- Born: 1872 Sondrio, Italy
- Died: 1950 (aged 77–78) Milan
- Known for: Discovery of Pneumocystis carinii
- Scientific career
- Fields: Microbiology
- Institutions: Pasteur Institute of São Paulo, University of Pavia, Paulista Institute of Biology

= Antonio Carini =

Italian physician and bacteriologist (1872–1950)

Antonio Carini (1872–1950) was an Italian physician, bacteriologist and professor. He worked in the public health services of São Paulo, Brazil for over forty years. Carini showed that rabies of herbivores could be transmitted by bats, and discovered a parasitic fungus (Pneumocystis carinii, now known as P. jirovecii), which causes pneumocystosis.

== Early life ==

Carini was born in Sondrio, Italy.

In 1906, aged 34, he was invited to run the Pasteur Institute of São Paulo, a position he held until 1914.

== The discovery of Pneumocystis carinii ==

In 1909, examining the lungs of guinea pigs experimentally infected with Trypanosoma cruzi, Carlos Chagas described parasitic forms that linked the pulmonary cycle of the trypanosome. But in 1910, Carini and Maciel Jesuino found cyst formations very similar to these parasitic forms when examining the lungs of rats living in the sewers and naturally infected by Trypanosoma lewisi. Carini sent the biological material from São Paulo to French researchers Pierre and Eugénie Delanoë at the Institut Pasteur in Paris. In 1912, after studying the material, they confirmed that the parasite was indeed different from T. cruzi and called it Pneumocystis carinii, in honour of the researcher. The Delanoës published the first description of the organism as something different from trypanosomes.

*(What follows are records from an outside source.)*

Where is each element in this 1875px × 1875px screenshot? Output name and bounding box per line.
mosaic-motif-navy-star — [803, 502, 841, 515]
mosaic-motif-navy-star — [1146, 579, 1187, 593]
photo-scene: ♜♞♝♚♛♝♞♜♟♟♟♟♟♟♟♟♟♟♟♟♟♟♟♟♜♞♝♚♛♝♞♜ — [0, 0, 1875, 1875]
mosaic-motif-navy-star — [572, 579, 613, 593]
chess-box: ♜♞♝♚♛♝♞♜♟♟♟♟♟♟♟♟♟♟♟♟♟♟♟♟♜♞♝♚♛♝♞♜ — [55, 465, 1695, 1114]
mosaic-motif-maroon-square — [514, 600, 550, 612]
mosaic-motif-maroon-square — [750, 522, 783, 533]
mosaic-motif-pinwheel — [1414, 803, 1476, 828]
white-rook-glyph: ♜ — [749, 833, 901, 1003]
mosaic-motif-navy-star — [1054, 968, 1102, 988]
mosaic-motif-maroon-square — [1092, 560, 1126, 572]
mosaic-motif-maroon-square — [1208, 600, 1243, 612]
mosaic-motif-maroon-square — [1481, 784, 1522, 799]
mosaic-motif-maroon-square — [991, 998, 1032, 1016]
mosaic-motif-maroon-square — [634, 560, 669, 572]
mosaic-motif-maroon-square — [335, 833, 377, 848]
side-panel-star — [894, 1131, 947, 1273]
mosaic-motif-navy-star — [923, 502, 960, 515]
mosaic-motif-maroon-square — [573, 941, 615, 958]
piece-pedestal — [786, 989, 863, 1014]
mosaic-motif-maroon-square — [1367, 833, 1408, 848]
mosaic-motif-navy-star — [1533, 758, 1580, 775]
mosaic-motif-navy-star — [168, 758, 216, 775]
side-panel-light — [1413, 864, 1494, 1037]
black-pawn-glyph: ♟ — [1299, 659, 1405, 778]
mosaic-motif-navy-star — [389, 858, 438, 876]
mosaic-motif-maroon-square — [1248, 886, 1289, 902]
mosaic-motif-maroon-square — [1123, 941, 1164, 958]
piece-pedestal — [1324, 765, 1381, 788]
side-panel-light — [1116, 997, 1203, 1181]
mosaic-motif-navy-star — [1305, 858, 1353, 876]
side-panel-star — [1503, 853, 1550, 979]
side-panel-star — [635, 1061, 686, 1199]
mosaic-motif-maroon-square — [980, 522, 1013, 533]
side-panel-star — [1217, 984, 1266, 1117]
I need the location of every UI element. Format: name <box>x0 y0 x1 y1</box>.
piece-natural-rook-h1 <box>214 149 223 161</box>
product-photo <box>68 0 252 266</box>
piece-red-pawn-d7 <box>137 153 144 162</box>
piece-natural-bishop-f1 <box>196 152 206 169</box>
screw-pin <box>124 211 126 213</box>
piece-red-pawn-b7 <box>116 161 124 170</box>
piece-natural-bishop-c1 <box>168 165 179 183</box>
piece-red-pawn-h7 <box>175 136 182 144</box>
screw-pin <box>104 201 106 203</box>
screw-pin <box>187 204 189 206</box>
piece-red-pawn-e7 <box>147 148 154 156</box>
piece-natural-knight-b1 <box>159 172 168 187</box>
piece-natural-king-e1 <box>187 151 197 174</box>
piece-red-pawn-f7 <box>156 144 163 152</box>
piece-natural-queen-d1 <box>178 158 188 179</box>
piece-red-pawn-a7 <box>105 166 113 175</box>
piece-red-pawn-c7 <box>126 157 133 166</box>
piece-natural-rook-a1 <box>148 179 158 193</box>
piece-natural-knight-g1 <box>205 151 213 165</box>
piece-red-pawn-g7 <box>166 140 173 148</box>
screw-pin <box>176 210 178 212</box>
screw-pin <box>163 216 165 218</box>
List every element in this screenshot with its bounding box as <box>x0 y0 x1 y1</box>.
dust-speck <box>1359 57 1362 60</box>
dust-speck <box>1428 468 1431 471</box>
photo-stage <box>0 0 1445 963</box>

In 1942, two Dutch researchers, G. van der Meer and S. L. Brug, were presented three cases in humans (two babies and a 21-year-old adult), affected by a form of pneumonia particularly frequent in Central Europe, especially in frail or dystrophic premature children. In the 1980s, investigations into its molecular biology made clear that the pneumonia was not caused by a parasitic protozoan, but by a fungus. In the same years, Pneumocystis carinii was often held responsible for severe lung infections in patients affected by AIDS. In 1999, the human variant of Pneumocystis carinii was renamed Pneumocystis jirovecii, but the former name is still commonly used.

Carini was Professor of Microbiology at the Faculty of Medicine, University of Pavia and a prolific researcher in medical microbiology. He identified or studied over 150 new or little-known micro-organisms, including trypanosomes, Giardia, pneumocystis, plasmodia, toxoplasma, and Leptospira.

== Later life ==

In 1947, he retired from the leadership of the Paulista Institute of Biology and returned to Italy. He died in Milan three years later, aged 78.